The interesting thing scientifically about the cluster is that it indicates this is a middle aged, boring quiet galaxy that had some sort of turbulent, troubled past. Maybe it either narrowly escaped being destroyed or colliding with another galaxy, or it ate a smaller galaxy at some point.

“We work very hard to try and figure out how the star formation rate has changed over time in galaxies. So we were expecting to have to do a very complex and detailed statistical analysis of stellar ages, but then there is a huge star cluster staring us in the face, like a big sign saying 'something cool happened here 12 billion years ago.'

“The Pegasus dwarf galaxy couldn’t be more different from the Milky Way- it’s a tiny little blob. But the star cluster is, as far as we can see, exactly like the star clusters that we have in our Milky Way.

“So it suggests there is a commonality to the process of star formation and that star formation happened in common ways between the two different galaxies."

Perhaps the most amazing coincidence in the case of the missing galaxy is that a young Dr Cole almost did this work nearly 20 years ago.

 “When I was a 26-year-old PhD student, I worked on a paper on the same galaxy and we just missed the cluster. It was just at the edge of the field of view.

“There was a throwaway line in the paper my thesis supervisor wrote about how ‘there seems to be a star cluster here but we’re not able to make any definite measurements.’ We had even forgotten we had written that. At the time, the data weren’t good enough to say anything specific about it.”

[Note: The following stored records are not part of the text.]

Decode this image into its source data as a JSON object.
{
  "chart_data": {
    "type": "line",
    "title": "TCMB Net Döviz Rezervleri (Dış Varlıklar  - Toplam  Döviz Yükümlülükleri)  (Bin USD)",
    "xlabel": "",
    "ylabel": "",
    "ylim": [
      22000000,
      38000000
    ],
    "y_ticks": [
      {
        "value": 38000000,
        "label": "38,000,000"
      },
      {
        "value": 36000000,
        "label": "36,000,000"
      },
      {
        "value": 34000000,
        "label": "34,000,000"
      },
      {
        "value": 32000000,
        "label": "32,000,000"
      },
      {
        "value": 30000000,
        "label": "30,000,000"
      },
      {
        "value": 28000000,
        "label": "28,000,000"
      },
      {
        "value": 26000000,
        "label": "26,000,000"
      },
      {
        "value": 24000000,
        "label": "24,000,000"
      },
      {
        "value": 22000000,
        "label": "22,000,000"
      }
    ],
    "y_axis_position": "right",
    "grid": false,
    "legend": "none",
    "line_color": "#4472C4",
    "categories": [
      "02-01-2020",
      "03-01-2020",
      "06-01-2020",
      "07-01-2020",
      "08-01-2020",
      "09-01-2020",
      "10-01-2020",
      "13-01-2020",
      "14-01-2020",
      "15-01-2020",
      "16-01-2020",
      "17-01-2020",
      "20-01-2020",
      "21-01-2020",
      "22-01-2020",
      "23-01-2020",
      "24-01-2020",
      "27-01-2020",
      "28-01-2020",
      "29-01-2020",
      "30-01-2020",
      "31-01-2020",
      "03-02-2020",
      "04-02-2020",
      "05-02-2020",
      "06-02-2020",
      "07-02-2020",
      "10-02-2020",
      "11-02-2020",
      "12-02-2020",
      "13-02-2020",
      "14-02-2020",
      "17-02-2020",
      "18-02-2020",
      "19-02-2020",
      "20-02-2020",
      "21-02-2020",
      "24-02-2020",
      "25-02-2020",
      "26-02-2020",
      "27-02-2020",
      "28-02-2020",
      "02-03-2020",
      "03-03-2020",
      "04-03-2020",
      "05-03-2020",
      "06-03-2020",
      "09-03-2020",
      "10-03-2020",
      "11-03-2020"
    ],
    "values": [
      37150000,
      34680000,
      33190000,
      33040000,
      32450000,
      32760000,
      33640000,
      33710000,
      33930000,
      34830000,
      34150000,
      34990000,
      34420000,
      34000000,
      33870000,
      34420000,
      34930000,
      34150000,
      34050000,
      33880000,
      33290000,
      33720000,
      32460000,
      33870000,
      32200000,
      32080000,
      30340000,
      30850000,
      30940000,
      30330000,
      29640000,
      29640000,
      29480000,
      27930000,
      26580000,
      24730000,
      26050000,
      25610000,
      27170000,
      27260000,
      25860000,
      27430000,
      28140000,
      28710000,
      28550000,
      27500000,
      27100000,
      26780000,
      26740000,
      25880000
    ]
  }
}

Dr Cole said there’s lots of potential for further investigation, and plans to follow up with observations to work out exactly what the cluster’s mass is, details about its age and chemical composition, and the significance of its unusual location at the exact centre of its host galaxy.

And he will be sure let the original discoverers know he’s found their star cluster again.

They’ll be amused that it’s taken 35 years to improve on their paper.

The paper DDO216-A1: A central globular cluster in a low-luminosity transition type galaxy is online: http://arxiv.org/abs/1609.04509

This research is based on observations made with the NASA/ESA Hubble Space Telescope, obtained at the Space Telescope Science Institute, which is operated by the Association of Universities for Research in Astronomy, Inc., under NASA contract NAS5-26555. These observations were obtained under program GO-13768.